(Reuters) – Restaurant Brands International Inc (QSR.TO), formed out of Burger King’s takeover of Canadian coffee and doughnut chain Tim Hortons last year, reported a net loss in its first quarterly results after the merger.
U.S. fast-food chain Burger King bought Tim Hortons for C$12.64 billion last August, creating the world’s third-largest fast-food restaurant group.
Investors and industry experts say Tim Hortons’ coffee products can help Burger King chip away at McDonald’s Corp’s (MCD.N) dominance in the quick-serve breakfast market, while Burger King can help Tim Hortons expand in the United States and abroad.
Burger King and Tim Hortons are being managed as distinct and separate brands under the parent company.

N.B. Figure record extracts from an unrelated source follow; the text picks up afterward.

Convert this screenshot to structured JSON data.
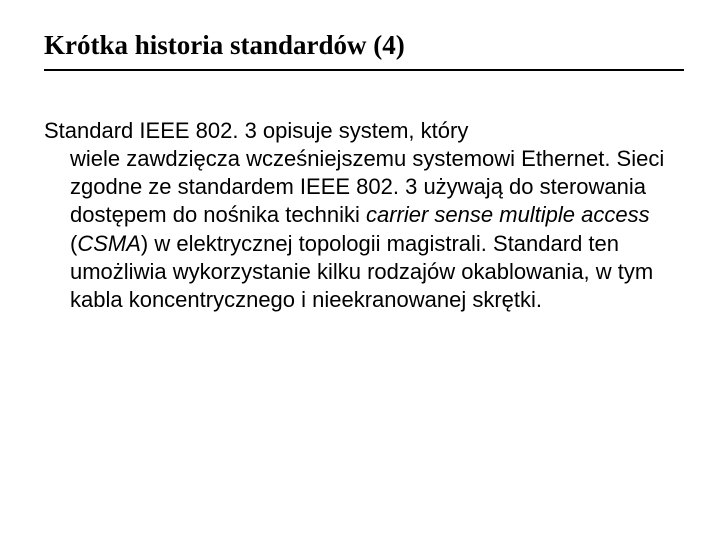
{
  "title": "Krótka historia standardów (4)",
  "accent_color": "#9aa86a",
  "hr_color": "#000000",
  "body": {
    "line1": "Standard IEEE 802. 3 opisuje system, który",
    "indent_pre": "wiele zawdzięcza wcześniejszemu systemowi Ethernet.\nSieci zgodne ze standardem IEEE 802. 3 używają do sterowania dostępem do nośnika techniki ",
    "italic1": "carrier sense multiple access",
    "mid1": " (",
    "italic2": "CSMA",
    "indent_post": ") w elektrycznej topologii magistrali. Standard ten umożliwia wykorzystanie kilku rodzajów okablowania, w tym kabla koncentrycznego i nieekranowanej skrętki."
  },
  "font_sizes": {
    "title": 27,
    "body": 22
  },
  "colors": {
    "text": "#000000",
    "background": "#ffffff"
  }
}
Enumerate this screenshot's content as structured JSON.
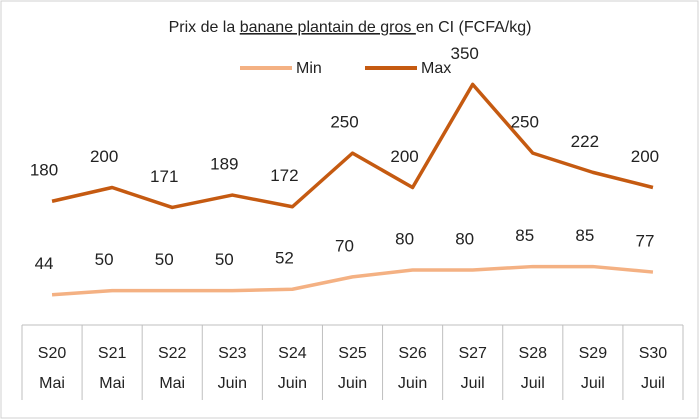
{
  "chart_data": {
    "type": "line",
    "title_parts": [
      "Prix de la ",
      "banane plantain de gros ",
      "en CI (FCFA/kg)"
    ],
    "categories": [
      "S20",
      "S21",
      "S22",
      "S23",
      "S24",
      "S25",
      "S26",
      "S27",
      "S28",
      "S29",
      "S30"
    ],
    "category_groups": [
      "Mai",
      "Mai",
      "Mai",
      "Juin",
      "Juin",
      "Juin",
      "Juin",
      "Juil",
      "Juil",
      "Juil",
      "Juil"
    ],
    "series": [
      {
        "name": "Min",
        "color": "#f4b183",
        "values": [
          44,
          50,
          50,
          50,
          52,
          70,
          80,
          80,
          85,
          85,
          77
        ]
      },
      {
        "name": "Max",
        "color": "#c55a11",
        "values": [
          180,
          200,
          171,
          189,
          172,
          250,
          200,
          350,
          250,
          222,
          200
        ]
      }
    ],
    "ylim": [
      0,
      400
    ],
    "grid": false,
    "legend": "top"
  }
}
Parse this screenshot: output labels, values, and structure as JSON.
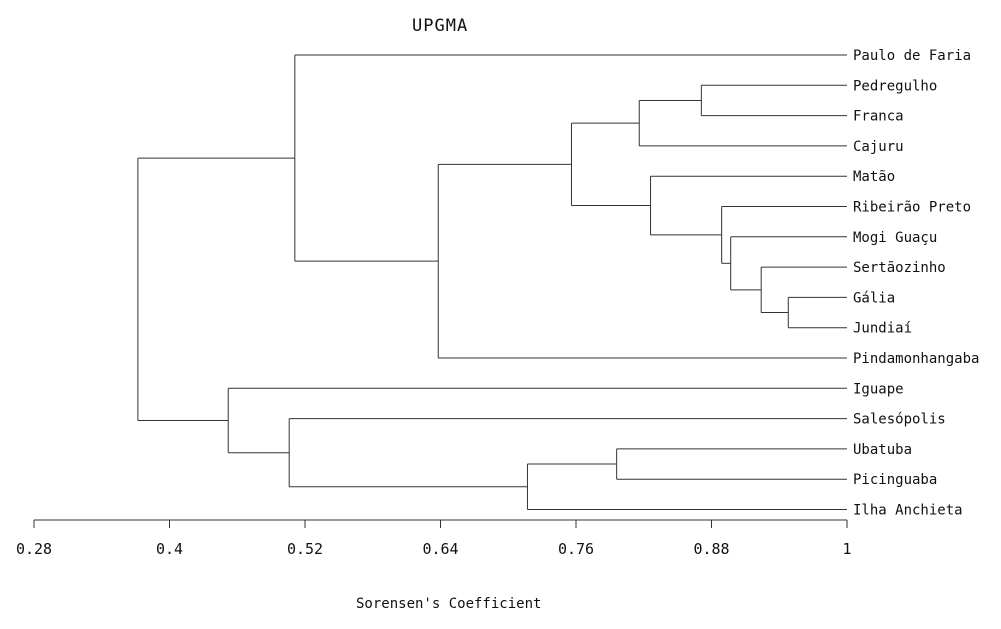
{
  "title": "UPGMA",
  "xlabel": "Sorensen's Coefficient",
  "ticks": [
    "0.28",
    "0.4",
    "0.52",
    "0.64",
    "0.76",
    "0.88",
    "1"
  ],
  "leaves": [
    "Paulo de Faria",
    "Pedregulho",
    "Franca",
    "Cajuru",
    "Matão",
    "Ribeirão Preto",
    "Mogi Guaçu",
    "Sertãozinho",
    "Gália",
    "Jundiaí",
    "Pindamonhangaba",
    "Iguape",
    "Salesópolis",
    "Ubatuba",
    "Picinguaba",
    "Ilha Anchieta"
  ],
  "chart_data": {
    "type": "dendrogram",
    "method": "UPGMA",
    "xlim": [
      0.28,
      1.0
    ],
    "merges": [
      {
        "id": "A",
        "children": [
          "Pedregulho",
          "Franca"
        ],
        "height": 0.871
      },
      {
        "id": "B",
        "children": [
          "A",
          "Cajuru"
        ],
        "height": 0.816
      },
      {
        "id": "C",
        "children": [
          "Gália",
          "Jundiaí"
        ],
        "height": 0.948
      },
      {
        "id": "D",
        "children": [
          "Sertãozinho",
          "C"
        ],
        "height": 0.924
      },
      {
        "id": "E",
        "children": [
          "Mogi Guaçu",
          "D"
        ],
        "height": 0.897
      },
      {
        "id": "F",
        "children": [
          "Ribeirão Preto",
          "E"
        ],
        "height": 0.889
      },
      {
        "id": "G",
        "children": [
          "Matão",
          "F"
        ],
        "height": 0.826
      },
      {
        "id": "H",
        "children": [
          "B",
          "G"
        ],
        "height": 0.756
      },
      {
        "id": "I",
        "children": [
          "H",
          "Pindamonhangaba"
        ],
        "height": 0.638
      },
      {
        "id": "J",
        "children": [
          "Paulo de Faria",
          "I"
        ],
        "height": 0.511
      },
      {
        "id": "K",
        "children": [
          "Ubatuba",
          "Picinguaba"
        ],
        "height": 0.796
      },
      {
        "id": "L",
        "children": [
          "K",
          "Ilha Anchieta"
        ],
        "height": 0.717
      },
      {
        "id": "M",
        "children": [
          "Salesópolis",
          "L"
        ],
        "height": 0.506
      },
      {
        "id": "N",
        "children": [
          "Iguape",
          "M"
        ],
        "height": 0.452
      },
      {
        "id": "O",
        "children": [
          "J",
          "N"
        ],
        "height": 0.372
      }
    ]
  }
}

Comparable sales at Tim Hortons grew 4.1 percent, while comparable sales at Burger King increased 3 percent in the quarter, Oakville, Ontario-based Restaurant Brands said.
Restaurant Brands, which has more than 18,000 restaurants in 100 countries, posted a net loss attributable to shareholders of $514.2 million, or $2.52 per share, for the fourth quarter ended Dec 31.
The company reported total revenue of $416.3 million in the quarter.
Up to Friday’s close, Restaurant Brands’ stock had risen about 14 percent since its listing on the Toronto Stock Exchange.